After Boston

How American Muslims Can Respond to Boston

In the wake of the bombings, American Muslim writer Asra Q. Nomani calls on the Muslim community to pointedly challenge extremism.

04.23.13 8:45 AM ET

“He looks like me,” my son, Shibli, 10, said as we looked at a photo of a young Dzhokhar Tsarnaev flash upon the TV screen Friday night. Indeed, with his innocent eyes and rumple of dark curly hair, he did. As an American, a Muslim, a mother, and an aunt to a nephew on the cusp of manhood, my heart just broke for yet another boy lost in our Muslim community, taking with him the lives of others.
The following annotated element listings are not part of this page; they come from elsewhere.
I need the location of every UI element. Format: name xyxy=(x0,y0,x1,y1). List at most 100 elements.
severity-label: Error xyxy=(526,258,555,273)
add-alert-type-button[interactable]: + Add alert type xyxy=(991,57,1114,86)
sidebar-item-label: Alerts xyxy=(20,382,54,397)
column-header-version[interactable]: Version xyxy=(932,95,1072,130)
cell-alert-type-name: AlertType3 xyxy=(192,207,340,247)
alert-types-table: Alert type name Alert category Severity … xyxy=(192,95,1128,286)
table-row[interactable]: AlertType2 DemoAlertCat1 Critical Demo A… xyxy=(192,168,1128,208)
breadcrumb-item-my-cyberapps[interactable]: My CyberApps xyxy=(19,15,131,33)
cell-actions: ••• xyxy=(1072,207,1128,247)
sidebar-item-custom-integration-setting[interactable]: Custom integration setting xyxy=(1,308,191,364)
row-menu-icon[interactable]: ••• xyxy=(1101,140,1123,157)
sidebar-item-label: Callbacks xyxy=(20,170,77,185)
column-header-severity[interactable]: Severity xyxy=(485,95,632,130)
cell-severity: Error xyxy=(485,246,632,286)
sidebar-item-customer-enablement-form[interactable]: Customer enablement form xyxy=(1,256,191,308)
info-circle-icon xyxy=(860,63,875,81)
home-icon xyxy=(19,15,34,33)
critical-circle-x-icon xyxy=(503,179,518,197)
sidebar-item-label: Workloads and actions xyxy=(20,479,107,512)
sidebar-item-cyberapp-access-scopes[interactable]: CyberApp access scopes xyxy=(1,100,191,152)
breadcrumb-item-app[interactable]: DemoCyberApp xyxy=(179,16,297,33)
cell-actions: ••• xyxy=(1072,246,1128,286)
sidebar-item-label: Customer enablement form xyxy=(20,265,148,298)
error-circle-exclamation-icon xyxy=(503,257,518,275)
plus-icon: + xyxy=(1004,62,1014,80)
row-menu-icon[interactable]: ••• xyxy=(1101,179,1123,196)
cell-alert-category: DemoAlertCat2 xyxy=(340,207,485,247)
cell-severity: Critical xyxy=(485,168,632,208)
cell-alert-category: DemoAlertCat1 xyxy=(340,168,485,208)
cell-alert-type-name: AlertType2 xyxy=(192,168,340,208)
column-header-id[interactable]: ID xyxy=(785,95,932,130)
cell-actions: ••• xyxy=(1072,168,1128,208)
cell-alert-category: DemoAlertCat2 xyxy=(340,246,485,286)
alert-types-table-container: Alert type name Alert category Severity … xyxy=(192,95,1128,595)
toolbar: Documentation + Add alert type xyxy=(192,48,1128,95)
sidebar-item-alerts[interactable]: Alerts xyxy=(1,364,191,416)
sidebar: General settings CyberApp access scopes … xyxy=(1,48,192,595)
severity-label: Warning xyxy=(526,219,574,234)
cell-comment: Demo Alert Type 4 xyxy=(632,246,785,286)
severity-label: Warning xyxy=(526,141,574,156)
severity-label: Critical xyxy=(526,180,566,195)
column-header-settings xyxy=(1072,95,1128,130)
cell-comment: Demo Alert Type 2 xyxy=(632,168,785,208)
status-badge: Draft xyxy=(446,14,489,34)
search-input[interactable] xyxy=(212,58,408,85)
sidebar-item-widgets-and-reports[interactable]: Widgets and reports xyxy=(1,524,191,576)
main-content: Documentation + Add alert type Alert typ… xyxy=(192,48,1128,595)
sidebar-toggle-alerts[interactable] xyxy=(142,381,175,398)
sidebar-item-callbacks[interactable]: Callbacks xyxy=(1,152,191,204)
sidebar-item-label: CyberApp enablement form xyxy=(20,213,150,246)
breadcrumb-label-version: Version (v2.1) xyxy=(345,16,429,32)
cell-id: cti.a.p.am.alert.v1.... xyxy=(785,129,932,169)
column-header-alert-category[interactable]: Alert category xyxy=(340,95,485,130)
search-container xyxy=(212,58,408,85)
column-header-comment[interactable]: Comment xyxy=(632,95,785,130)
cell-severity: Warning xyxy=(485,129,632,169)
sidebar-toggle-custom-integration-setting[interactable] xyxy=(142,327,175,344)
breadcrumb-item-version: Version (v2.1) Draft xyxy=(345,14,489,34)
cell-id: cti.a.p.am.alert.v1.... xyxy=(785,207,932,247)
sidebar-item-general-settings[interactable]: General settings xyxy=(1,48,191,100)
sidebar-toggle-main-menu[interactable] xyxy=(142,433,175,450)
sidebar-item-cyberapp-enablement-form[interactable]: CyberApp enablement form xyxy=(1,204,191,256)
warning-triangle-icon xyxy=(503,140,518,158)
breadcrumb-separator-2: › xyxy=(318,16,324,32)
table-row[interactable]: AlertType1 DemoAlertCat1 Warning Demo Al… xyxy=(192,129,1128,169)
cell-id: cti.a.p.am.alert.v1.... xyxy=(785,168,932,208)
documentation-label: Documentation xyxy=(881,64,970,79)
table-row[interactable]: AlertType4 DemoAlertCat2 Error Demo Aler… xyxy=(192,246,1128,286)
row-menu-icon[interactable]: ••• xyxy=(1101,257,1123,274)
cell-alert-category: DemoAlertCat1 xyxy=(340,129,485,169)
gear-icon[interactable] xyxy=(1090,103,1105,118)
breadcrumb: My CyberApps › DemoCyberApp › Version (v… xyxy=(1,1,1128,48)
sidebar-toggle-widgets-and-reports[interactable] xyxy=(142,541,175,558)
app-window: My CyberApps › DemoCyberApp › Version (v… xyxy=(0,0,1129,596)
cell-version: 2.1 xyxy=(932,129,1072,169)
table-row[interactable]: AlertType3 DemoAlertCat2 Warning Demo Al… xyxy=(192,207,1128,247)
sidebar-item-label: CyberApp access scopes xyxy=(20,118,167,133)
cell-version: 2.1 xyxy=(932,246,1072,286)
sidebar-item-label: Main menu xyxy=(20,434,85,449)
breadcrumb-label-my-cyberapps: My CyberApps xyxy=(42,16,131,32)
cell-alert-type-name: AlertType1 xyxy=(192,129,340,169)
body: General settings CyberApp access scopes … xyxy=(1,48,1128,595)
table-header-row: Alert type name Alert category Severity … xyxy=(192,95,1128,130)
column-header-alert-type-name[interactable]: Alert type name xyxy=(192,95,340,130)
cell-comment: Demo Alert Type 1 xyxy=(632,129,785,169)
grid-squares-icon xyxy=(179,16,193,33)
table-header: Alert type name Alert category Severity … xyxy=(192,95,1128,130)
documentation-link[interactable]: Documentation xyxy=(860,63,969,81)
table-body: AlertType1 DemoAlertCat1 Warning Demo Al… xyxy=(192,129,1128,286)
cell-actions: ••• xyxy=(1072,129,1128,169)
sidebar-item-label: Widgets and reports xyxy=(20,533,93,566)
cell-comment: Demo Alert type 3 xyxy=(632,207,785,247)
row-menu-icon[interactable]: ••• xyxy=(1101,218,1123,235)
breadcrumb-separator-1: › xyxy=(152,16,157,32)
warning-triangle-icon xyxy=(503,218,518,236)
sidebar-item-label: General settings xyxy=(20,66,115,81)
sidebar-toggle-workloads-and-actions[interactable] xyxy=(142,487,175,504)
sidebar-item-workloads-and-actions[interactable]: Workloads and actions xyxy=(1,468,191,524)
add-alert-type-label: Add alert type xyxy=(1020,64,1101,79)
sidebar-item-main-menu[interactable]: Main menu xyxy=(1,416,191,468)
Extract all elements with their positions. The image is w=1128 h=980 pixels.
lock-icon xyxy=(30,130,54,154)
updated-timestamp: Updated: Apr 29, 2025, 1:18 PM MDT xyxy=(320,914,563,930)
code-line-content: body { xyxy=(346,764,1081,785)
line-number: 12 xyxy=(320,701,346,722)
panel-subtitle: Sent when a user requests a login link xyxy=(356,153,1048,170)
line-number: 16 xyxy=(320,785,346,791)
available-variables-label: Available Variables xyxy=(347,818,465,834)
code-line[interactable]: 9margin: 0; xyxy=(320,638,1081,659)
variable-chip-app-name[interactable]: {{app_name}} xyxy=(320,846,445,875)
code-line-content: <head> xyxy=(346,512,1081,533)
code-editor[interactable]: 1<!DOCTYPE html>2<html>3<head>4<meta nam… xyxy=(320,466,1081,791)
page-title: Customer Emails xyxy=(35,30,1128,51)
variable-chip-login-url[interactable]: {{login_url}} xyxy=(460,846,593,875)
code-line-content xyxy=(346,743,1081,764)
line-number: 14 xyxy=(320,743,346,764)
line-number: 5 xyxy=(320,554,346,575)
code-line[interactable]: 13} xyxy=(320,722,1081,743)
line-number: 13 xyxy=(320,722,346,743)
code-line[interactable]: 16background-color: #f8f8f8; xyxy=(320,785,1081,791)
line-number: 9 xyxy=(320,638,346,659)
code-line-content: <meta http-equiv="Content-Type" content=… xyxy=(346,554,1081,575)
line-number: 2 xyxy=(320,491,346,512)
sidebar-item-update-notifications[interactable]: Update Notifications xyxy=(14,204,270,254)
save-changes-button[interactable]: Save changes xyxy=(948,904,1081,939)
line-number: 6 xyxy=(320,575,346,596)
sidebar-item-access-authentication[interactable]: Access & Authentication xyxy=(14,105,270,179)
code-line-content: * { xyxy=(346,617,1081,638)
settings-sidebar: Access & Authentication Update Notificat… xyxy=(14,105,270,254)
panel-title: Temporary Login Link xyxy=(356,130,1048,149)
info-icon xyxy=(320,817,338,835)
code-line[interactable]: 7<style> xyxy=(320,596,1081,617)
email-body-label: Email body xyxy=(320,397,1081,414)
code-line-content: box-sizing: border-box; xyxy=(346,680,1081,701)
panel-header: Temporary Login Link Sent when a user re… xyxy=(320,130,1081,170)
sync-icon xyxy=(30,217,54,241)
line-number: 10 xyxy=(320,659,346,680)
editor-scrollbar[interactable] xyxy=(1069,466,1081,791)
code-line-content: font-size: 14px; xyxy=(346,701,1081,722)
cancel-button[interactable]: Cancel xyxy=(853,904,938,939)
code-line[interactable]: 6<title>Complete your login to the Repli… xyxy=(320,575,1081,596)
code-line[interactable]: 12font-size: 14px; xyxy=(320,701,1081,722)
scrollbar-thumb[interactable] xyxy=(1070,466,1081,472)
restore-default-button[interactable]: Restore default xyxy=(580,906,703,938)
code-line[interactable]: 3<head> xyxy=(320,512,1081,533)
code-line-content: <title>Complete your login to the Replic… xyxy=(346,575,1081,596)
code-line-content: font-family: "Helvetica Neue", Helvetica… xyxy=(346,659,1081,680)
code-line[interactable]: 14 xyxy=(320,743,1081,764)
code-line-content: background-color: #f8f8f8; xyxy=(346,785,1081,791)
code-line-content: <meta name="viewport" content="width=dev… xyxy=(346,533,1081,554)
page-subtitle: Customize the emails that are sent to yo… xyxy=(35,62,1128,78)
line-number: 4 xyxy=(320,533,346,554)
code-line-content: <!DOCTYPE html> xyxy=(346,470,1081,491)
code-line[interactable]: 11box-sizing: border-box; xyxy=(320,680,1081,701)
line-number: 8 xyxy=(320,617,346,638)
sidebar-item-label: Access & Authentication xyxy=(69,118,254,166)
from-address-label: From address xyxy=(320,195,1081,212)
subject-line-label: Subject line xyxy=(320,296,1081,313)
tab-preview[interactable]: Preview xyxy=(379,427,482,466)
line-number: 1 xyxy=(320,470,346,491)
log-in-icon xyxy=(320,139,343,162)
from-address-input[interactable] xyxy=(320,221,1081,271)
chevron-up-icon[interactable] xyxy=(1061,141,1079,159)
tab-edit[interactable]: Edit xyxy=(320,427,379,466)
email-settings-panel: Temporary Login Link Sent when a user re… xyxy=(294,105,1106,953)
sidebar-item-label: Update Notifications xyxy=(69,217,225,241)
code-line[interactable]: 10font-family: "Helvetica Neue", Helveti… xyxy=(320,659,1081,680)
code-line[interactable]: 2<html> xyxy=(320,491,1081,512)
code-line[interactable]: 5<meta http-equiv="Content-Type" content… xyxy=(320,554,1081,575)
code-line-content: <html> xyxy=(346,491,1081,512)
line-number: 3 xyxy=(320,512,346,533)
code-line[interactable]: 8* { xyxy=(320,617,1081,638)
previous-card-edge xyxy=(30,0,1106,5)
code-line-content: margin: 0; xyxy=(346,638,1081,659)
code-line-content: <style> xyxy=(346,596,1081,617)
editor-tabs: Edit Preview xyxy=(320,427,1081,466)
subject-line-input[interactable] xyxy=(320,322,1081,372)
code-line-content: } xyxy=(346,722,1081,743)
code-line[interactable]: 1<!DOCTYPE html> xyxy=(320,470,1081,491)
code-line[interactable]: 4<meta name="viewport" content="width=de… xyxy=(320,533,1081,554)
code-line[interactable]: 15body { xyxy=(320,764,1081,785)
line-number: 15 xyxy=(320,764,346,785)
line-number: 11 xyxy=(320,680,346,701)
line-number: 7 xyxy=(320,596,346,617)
Enough, enough, enough, I say, with the CYA—Cover Your A**—strategy in our Muslim communities. I would like our community to take responsibility for how it is that we—yes, we—have allowed an interpretation of Islam to prevail in this world that turns this boy of innocence into a bomber and murderer. We need to work with compassion and love to guide these boys to a “straight path,” as mentioned in the Quran’s first chapter, Al-Fatiha, “the Opening.” And that straight path should be one of nonviolence.

There is much debate about the “T-word,” or “terrorism,” and whether President Obama took too long to say it in the case of the Boston bombing. In the same way, we—Muslims, journalists, and policymakers—have to dare to say the “I-word”—Islam—because there is no denying that an interpretation of Islam is sanctioning some Muslims to commit terrorism. I believe that until Muslims directly challenge it, we will never really isolate this interpretation of Islam, and the world will judge all Muslims.

Instead we engage in a PR strategy. The Tsarnaevs’ religion “cannot be an issue in this whole story,” says a local leader in one American Muslim community. “This is not jihad,” a Muslim activist in Chicago announces at a press conference organized by the Council on American Islamic Relations. There is the constant use of the Quranic injunction: “To kill one innocent person is like killing a civilization.”

What these statements ignore is the existence of an interpretation of Islam—strains of ideologies with names like Wahhabi, Salafi, and Deobandi—that do sanction violent jihad, much of it borne in Saudi Arabia and exported to the world, from Chechnya to Cambridge.

To address this issue, we have to overcome our collective tendency to engage in denials, demonization, and deflection when the “I-word” emerges in conversations about these kinds of violent incidents. I think of this as “the 3D defense” that too many Muslims engage in. I posted some of these thoughts on my Facebook page Friday night and, while there were many Muslim supporters, some Muslims assailed me with their 3D defense: bringing up everything from Hollywood’s portrayal of Muslims to Iraq, Afghanistan, and the issue of Islamophobia.

Boston Regional Intelligence Center

In response, I would say this: look into the eyes of the younger brother, Dzhokhar. Did our blaming the West for the problems of Muslims help him? Did our denial of extremism help him? Did our playing the victim help him?

We are mothers, fathers, uncles, aunts, and elders to this boy. These are our Muslim boys lost to the ideological gangs of hate. It’s not even enough to talk to, or shout at them in our mosques, as reportedly happened in Cambridge to Tamerlan Tsarnaev.

How many boys do we have to lose before we stop caring about how Islam “looks” and realize that we, in fact, fail Islam when we don’t directly talk about the radicalization that can occur on YouTube and on Facebook? When are we going to challenge, eliminate, and eradicate the culture of excuses, ideological dogmatism, and grievances that claim the minds, souls, and hearts of these young boys and propel them to turn to violence? When are we going to take responsibility for the problem within our communities?

On Friday, I was at the impromptu press interview that the Tsarnaev brothers' Uncle Ruslan gave outside his home in Montgomery Village, Maryland. Standing before a scrum of TV cameras, microphones, and journalists jockeying for position, he fielded questions about his nephews: “When was the last time you saw them?” December 2005. Next: “What do you think provoked this?” “Umm, being losers! Hatred to those who were able to settle themselves!” he shouted. “These are the only reasons I can imagine. Anything else to do with religion, to do with Islam, is a fraud, is a fake.” “Do they have military training?” No, he said.

There was one question that I needed answered. By the uncle’s right shoulder, I asked: “Is your family Muslim?” The uncle looked over at me with steady eyes: “Huh?” I asked again: “Is your family Muslim?”

It was the proverbial elephant in the room. The uncle answered me. “We are Muslims,” he said. “We are Chechnyans. We are ethnic Chechnyans.”

Of course, I wish for the day when neither I nor any other journalist would have to ask such a question at a press conference. But the only way we are going to get there is if we stop walking on eggshells—and acknowledge that an ugly interpretation of our faith is laying claim to too many of our boys. Enough, enough, enough.